If you are a financial institution that has engaged in a litigation strategy on its charged-off inventory, you likely have developed a significant pool of judgments. Chances are that pool is heavily weighted toward dormant judgments; cases in which there have been no contact with the consumer for months or years, and no plan of action to liquidate them.

Within this pool of judgments, it is possible that you have cases where the consumer has moved out of the original state in which the judgment was granted.  A typical nationwide pool of judgments that are aged between 9 and 5 years has an out-of-state movement rate of 3.8%.  If you have the consumer’s new address, you will need to domesticate the judgment in order to move forward with collection activity in the new state.  Typically, actions such as wage garnishments and home liens must be executed in the same state in which the consumer resides.


Article 4, Section 1 of the United States Constitution states:

“…full faith and credit shall be given in each State of the public acts, records and judicial proceedings of every other State.  And the Congress may by general laws prescribe that manner in which such acts, records and proceedings shall be proved, and the effect therof.”

According to the Commercial Collection Agency Association, judgments across state lines can be enforced in two ways:

  1. A new law suit may be filed based on judgment
  2. Alternatively, in those states that have adopted the Uniform Enforcement of Foreign Judgments Act, a “foreign” judgment (defined as a judgment of any state or federal court), may be registered by filing an exemplified copy of the foreign judgment with the appropriate office of the Court and notifying the debtor of the filing.

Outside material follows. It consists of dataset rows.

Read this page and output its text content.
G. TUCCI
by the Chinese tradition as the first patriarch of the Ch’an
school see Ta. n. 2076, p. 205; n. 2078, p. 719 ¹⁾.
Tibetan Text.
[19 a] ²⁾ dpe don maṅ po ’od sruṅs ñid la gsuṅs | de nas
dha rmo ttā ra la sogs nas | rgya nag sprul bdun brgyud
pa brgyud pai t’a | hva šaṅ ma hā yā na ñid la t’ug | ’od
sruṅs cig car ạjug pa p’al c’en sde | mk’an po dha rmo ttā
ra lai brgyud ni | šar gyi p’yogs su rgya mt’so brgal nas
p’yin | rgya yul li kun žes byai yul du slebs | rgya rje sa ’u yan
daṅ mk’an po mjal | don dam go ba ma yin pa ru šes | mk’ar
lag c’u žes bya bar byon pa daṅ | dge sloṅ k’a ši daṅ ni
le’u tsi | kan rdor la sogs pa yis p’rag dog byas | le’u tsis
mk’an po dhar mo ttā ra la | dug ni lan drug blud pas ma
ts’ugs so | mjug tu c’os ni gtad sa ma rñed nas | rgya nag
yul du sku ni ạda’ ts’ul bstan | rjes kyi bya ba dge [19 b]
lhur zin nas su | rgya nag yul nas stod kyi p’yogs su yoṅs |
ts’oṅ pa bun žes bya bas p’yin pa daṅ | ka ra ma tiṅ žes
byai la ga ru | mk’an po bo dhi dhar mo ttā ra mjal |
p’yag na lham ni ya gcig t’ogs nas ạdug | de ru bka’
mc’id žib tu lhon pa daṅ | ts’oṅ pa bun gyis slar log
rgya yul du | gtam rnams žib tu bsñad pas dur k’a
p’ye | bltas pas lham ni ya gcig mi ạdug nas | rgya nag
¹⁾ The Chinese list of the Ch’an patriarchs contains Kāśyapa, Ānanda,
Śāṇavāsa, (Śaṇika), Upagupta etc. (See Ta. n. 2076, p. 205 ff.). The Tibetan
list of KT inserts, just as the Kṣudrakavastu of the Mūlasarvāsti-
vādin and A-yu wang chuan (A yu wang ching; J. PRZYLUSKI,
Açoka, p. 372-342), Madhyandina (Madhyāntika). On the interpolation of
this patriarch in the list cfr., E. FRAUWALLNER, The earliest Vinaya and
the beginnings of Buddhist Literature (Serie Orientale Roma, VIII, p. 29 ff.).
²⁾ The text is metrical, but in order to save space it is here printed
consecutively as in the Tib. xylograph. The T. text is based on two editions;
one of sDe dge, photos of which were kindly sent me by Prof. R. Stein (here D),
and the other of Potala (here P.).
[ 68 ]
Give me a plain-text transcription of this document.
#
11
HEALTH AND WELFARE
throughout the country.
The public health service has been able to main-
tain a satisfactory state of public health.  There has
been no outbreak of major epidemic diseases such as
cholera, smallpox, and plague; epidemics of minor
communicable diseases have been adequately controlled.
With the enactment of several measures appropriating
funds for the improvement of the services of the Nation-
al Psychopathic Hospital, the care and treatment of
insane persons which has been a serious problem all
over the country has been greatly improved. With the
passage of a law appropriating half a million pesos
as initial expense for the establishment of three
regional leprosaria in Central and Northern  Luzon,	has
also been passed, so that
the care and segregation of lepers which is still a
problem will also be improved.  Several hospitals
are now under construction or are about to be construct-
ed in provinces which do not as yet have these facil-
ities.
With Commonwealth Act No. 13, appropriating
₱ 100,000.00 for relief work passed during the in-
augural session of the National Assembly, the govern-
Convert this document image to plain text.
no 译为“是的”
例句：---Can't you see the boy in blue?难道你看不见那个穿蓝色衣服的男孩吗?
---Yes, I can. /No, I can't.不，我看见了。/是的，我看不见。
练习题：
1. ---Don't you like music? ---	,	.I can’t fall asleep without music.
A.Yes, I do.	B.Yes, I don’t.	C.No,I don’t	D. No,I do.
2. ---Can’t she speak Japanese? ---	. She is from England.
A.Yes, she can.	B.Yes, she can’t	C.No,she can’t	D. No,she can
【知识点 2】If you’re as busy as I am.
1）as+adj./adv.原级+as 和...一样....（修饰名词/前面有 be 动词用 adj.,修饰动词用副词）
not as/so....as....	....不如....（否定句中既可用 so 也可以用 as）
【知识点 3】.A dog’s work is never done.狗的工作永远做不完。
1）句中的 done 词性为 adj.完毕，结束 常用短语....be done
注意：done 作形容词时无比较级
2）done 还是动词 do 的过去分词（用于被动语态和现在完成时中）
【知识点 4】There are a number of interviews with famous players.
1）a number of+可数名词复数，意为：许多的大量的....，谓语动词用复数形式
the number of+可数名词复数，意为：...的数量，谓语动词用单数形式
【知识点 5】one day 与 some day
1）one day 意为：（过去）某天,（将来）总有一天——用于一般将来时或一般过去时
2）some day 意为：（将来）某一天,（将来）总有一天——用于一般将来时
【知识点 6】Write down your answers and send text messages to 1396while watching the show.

After the correct papers have been filed with the clerk of court, the clerk will send a notice to the debtor.  The debtor will have a certain number of days (specified by the jurisdiction) to respond.  If the debtor does not respond in a timely manner, the judgment will be entered and will be the same as any other judgment.


In order to have a judgment domesticated as soon as possible, it is important to determine the exact filing requirements in the new state.  Some jurisdictions require the judgment to be certified and exemplified by a judge in the original court, or to have a triple seal judgment.  Several other factors related to the process:

  • Understand the judgment renewal periods in each state.  If the state in which you’re trying to domesticate has a shorter judgment renewal period than the original state, it’s possible that your judgment has already expired in that state.
  • In a recent newsletter, Fullerton & Knowles suggest that you find as much information about the debtor as possible.  Clearly, having the debtor’s new address will help make the document filing process more efficient.  Also, it helps to have any information about the debtor’s assets to make enforcement of the judgment more fruitful; copies of checks, perhaps.

If you are sitting on a pool of dormant judgments, it’s possible that a percentage of them are with consumers who have moved out of the state in which the original judgment was filed.  Don’t give up on these judgments!  By domesticating the judgments, you stand a chance of collecting on some portion of that dormant judgment.